I closed my eyes. I remembered the sound of the baby’s breathing, her beating heart. I held them in my mind, went on listening to them. I touched my heart and I felt the baby’s heart beating beside my own. Traffic roared past, Dad sniffed back his tears. I stayed dead silent, and concentrated on keeping the baby safe.
Twenty-six
‘There it is,’ said Mina. ‘Archaeopteryx. The dinosaur that flew.’
She laid the heavy encyclopedia on the grass beneath the tree. We looked down at the clumsy creature. It was perched on a thorny branch. Beyond it, volcanoes belched flames and smoke. The great land-bound creatures — diplodocus, stegosaurus — lurched across a stony plain.
‘We believe that dinosaurs became extinct,’ said Mina. ‘But there’s another theory, that their descendants are with us still. They nest in our trees and our attics. The air is filled with their songs. The little archaeopteryx survived, and began the line of evolution that led to birds.’
She touched the short, stunted wings.
‘Wings and feathers, see? But the creature was a heavy, bony thing. Look at the clumsy, leaden tail. It was capable of nothing but short, sudden flights. From tree to tree, stone to stone. It couldn’t rise and spiral and dance like birds can now. No pneumatisation.’
I looked at her.
‘Do you remember nothing?’ she said. ‘Pneumatisation. The presence of air cavities in the bones of birds. It is this which allows them free flight.’
The blackbird flew from the tree above us and dashed into the sky.
‘If you held the archaeopteryx,’ she said, ‘it would be almost as heavy as stone in your hand. It would be almost as heavy as the clay models I make.’

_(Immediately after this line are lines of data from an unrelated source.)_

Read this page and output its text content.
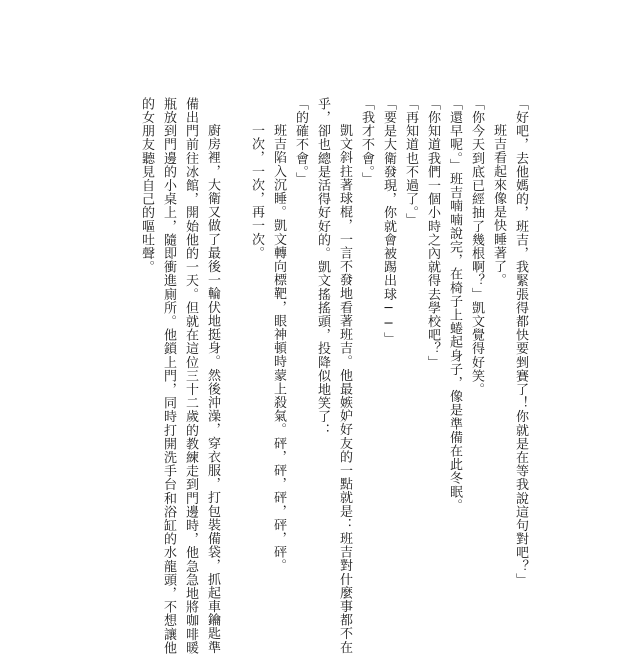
「好吧，去他媽的，班吉，我緊張得都快要剉賽了！你就是在等我說這句對吧？」
　班吉看起來像是快睡著了。
「你今天到底已經抽了幾根啊？」凱文覺得好笑。
「還早呢。」班吉喃喃說完，在椅子上蜷起身子，像是準備在此冬眠。
「你知道我們一個小時之內就得去學校吧？」
「再知道也不過了。」
「要是大衛發現，你就會被踢出球──」
「我才不會。」
　凱文斜拄著球棍，一言不發地看著班吉。他最嫉妒好友的一點就是：班吉對什麼事都不在
乎，卻也總是活得好好的。凱文搖搖頭，投降似地笑了：
「的確不會。」
　班吉陷入沉睡。凱文轉向標靶，眼神頓時蒙上殺氣。砰，砰，砰，砰，砰。
　一次，一次，再一次。
　廚房裡，大衛又做了最後一輪伏地挺身。然後沖澡，穿衣服，打包裝備袋，抓起車鑰匙準
備出門前往冰館，開始他的一天。但就在這位三十二歲的教練走到門邊時，他急急地將咖啡暖
瓶放到門邊的小桌上，隨即衝進廁所。他鎖上門，同時打開洗手台和浴缸的水龍頭，不想讓他
的女朋友聽見自己的嘔吐聲。
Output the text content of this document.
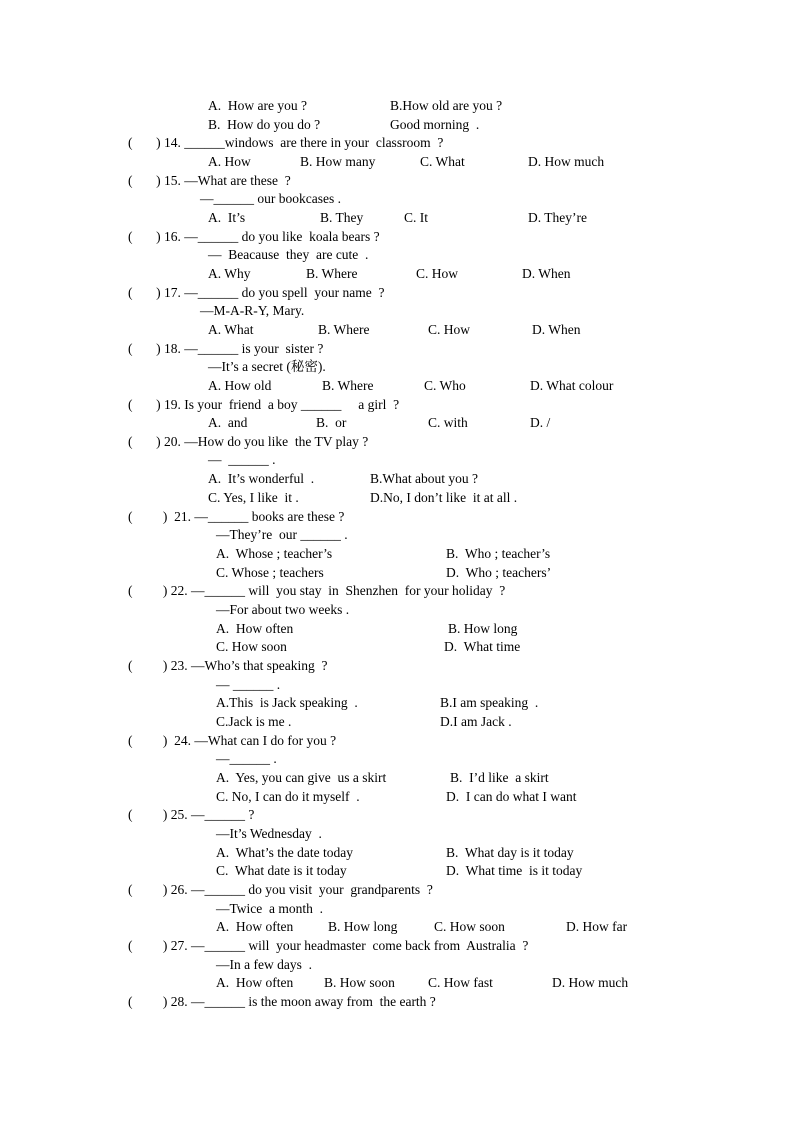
A.  How are you ?	B.How old are you ?
B.  How do you do ?	Good morning  .
(       ) 14. ______windows  are there in your  classroom  ?
A. How	B. How many	C. What	D. How much
(       ) 15. —What are these  ?
—______ our bookcases .
A.  It’s	B. They	C. It	D. They’re
(       ) 16. —______ do you like  koala bears ?
—  Beacause  they  are cute  .
A. Why	B. Where	C. How	D. When
(       ) 17. —______ do you spell  your name  ?
—M-A-R-Y, Mary.
A. What	B. Where	C. How	D. When
(       ) 18. —______ is your  sister ?
—It’s a secret (秘密).
A. How old	B. Where	C. Who	D. What colour
(       ) 19. Is your  friend  a boy ______     a girl  ?
A.  and	B.  or	C. with	D. /
(       ) 20. —How do you like  the TV play ?
—  ______ .
A.  It’s wonderful  .	B.What about you ?
C. Yes, I like  it .	D.No, I don’t like  it at all .
(         )  21. —______ books are these ?
—They’re  our ______ .
A.  Whose ; teacher’s	B.  Who ; teacher’s
C. Whose ; teachers	D.  Who ; teachers’
(         ) 22. —______ will  you stay  in  Shenzhen  for your holiday  ?
—For about two weeks .
A.  How often	B. How long
C. How soon	D.  What time
(         ) 23. —Who’s that speaking  ?
— ______ .
A.This  is Jack speaking  .	B.I am speaking  .
C.Jack is me .	D.I am Jack .
(         )  24. —What can I do for you ?
—______ .
A.  Yes, you can give  us a skirt	B.  I’d like  a skirt
C. No, I can do it myself  .	D.  I can do what I want
(         ) 25. —______ ?
—It’s Wednesday  .
A.  What’s the date today	B.  What day is it today
C.  What date is it today	D.  What time  is it today
(         ) 26. —______ do you visit  your  grandparents  ?
—Twice  a month  .
A.  How often	B. How long	C. How soon	D. How far
(         ) 27. —______ will  your headmaster  come back from  Australia  ?
—In a few days  .
A.  How often B. How soon C. How fast	D. How much
(         ) 28. —______ is the moon away from  the earth ?
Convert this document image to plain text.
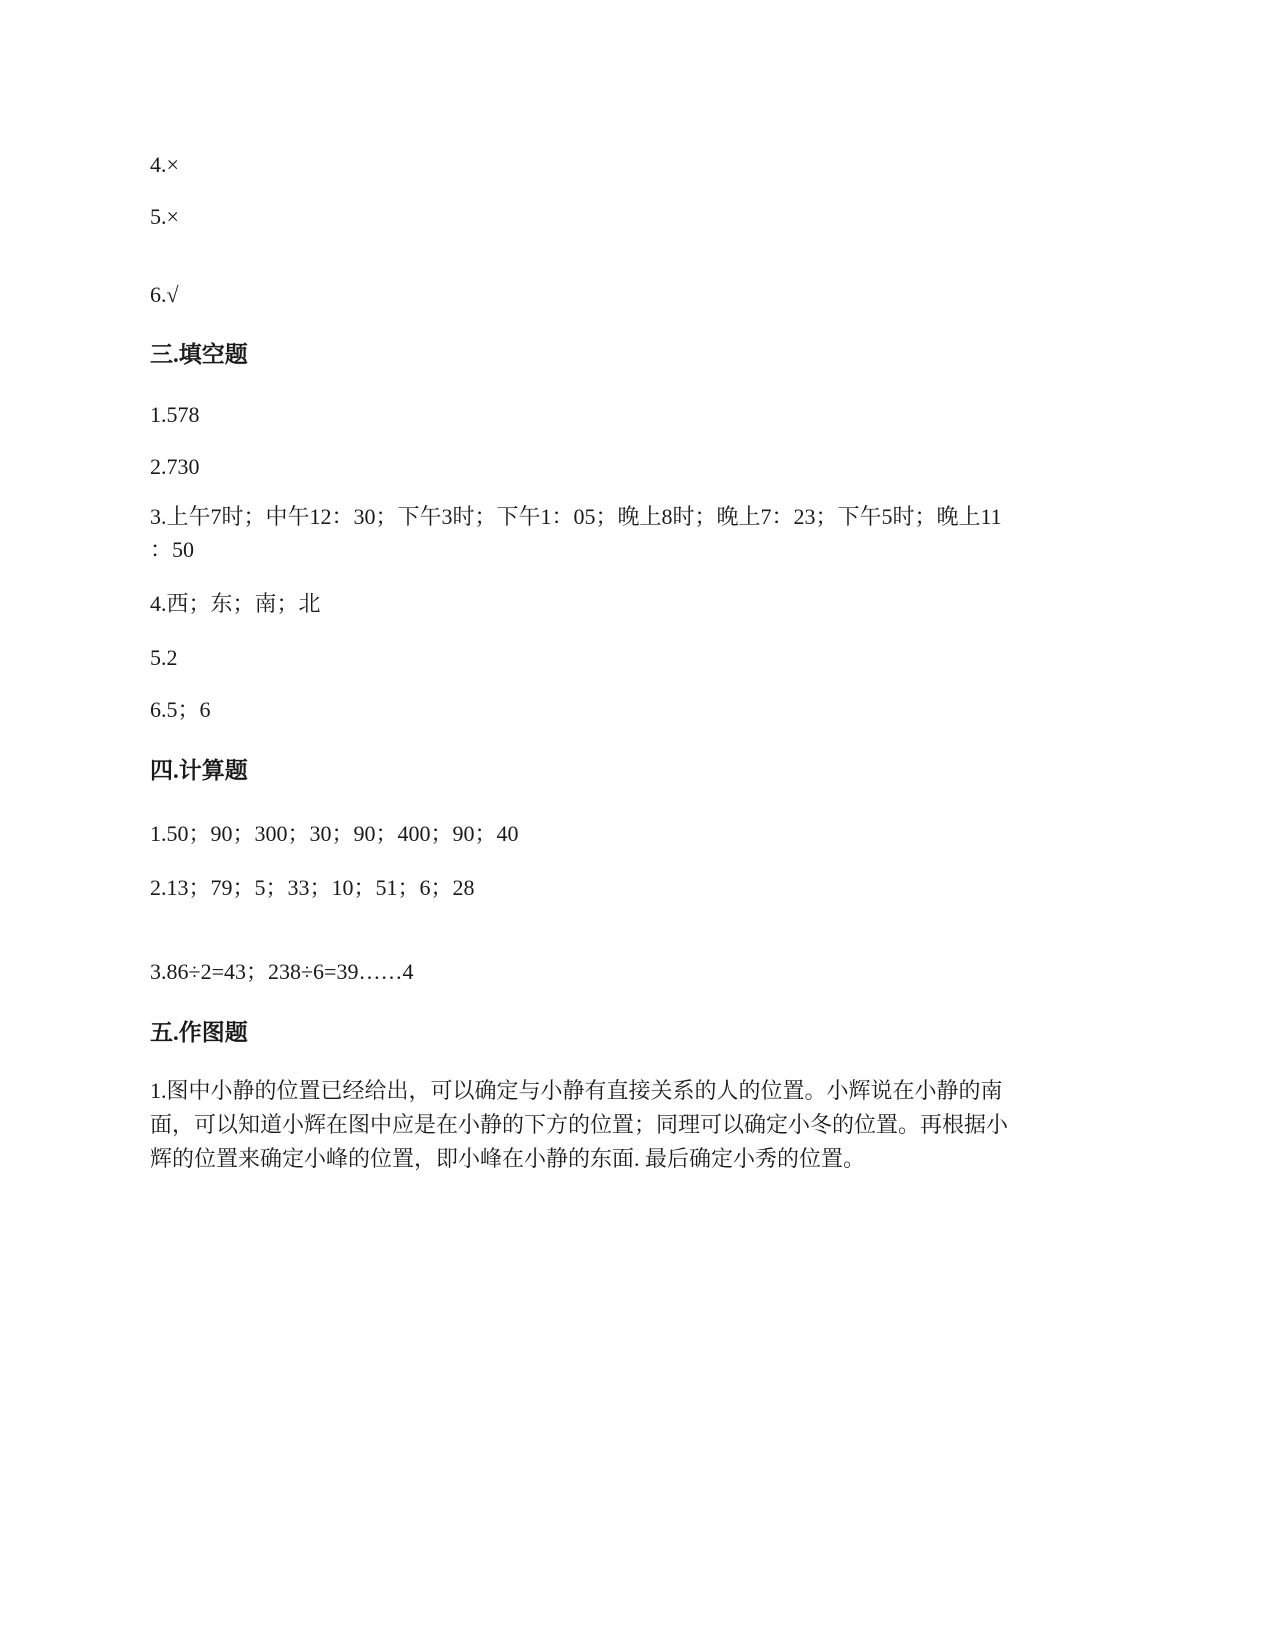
4.×
5.×
6.√
三.填空题
1.578
2.730
3.上午7时；中午12：30；下午3时；下午1：05；晚上8时；晚上7：23；下午5时；晚上11
：50
4.西；东；南；北
5.2
6.5；6
四.计算题
1.50；90；300；30；90；400；90；40
2.13；79；5；33；10；51；6；28
3.86÷2=43；238÷6=39……4
五.作图题
1.图中小静的位置已经给出，可以确定与小静有直接关系的人的位置。小辉说在小静的南
面，可以知道小辉在图中应是在小静的下方的位置；同理可以确定小冬的位置。再根据小
辉的位置来确定小峰的位置，即小峰在小静的东面. 最后确定小秀的位置。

I looked into Mina’s dark eyes. They were wide open, expectant, like she wanted me to see something or say something. I thought of the baby in my lap, of Skellig slung between Mina and me. I thought of his wings and of the baby’s fluttering heart.
‘There’s no end to evolution,’ said Mina.
She shuffled closer to me.
‘We have to be ready to move forward,’ she said. ‘Maybe this is not how we are meant to be for ever.’
She took my hand.
‘We are extraordinary,’ she whispered.
She looked deep into me.
‘Skellig!’ she whispered. ‘Skellig! Skellig!’
I stared back. I didn’t blink. It was like she was calling Skellig out from somewhere deep inside me. It was like we were looking into the place where each other’s dreams came from.
And then there was sniggering and giggling. We looked up, and there were Leakey and Coot, standing on the other side of the wall, looking down at us.
Twenty-seven
‘What’s wrong with you?’ they kept asking. ‘What’s bloody wrong with you?’
I was hopeless. I couldn’t tackle. I missed the ball by a mile when I jumped up to head it. When I had the ball at my feet I stumbled all over the place. I fell over it once and skinned my elbow on the kerb. I felt shaky and wobbly and I didn’t want to be doing this, playing football in our front street with Leakey and Coot while Mina sat in the tree with a book in her lap and stared and stared.
‘It’s cos he’s been ill,’ said Leakey.
‘Bollocks,’ said Coot. ‘He’s not been ill. He’s just been upset.’
He watched me trying to flick the b
all up on to my head.
It bounced off my knee and bobbed into the gutter.
‘I’m just out of practice,’ I said.
‘Bollocks,’ he said. ‘It’s just been a week since you could beat anybody in the school.’
‘That’s right,’ said Leakey.
‘It’s her,’ said Coot. ‘Her in the tree. That lass he was with.’
Leakey grinned.
‘That’s right,’ he said.
I shook my head.
‘Bollocks,’ I whispered.
My voice was as shaky as my feet had been.
They stood there sniggering.
‘It’s that lass,’ said Leakey.
‘That lass that climbs in a tree like a monkey,’ said Coot. ‘Her that sits in a tree like a crow.’
‘Bollocks,’ I said.
I looked Leakey in the eye. He’d been my best friend for years. I couldn’t believe he’d go on with this if I looked him in the eye and wanted him to stop.
He grinned.
‘He holds hands with her,’ he said.
‘She says he’s extraordinary,’ said Coot.
‘Get stuffed,’ I said.
I turned away from them, went past our house to the end of the street, turned down towards the back lane. I heard them coming after me. I sat down in the lane with my back against the boarded-up garage. I just wanted them to go away. I wanted them to stay. I wanted to be able to play like I used to. I wanted things to be just the way they used to be.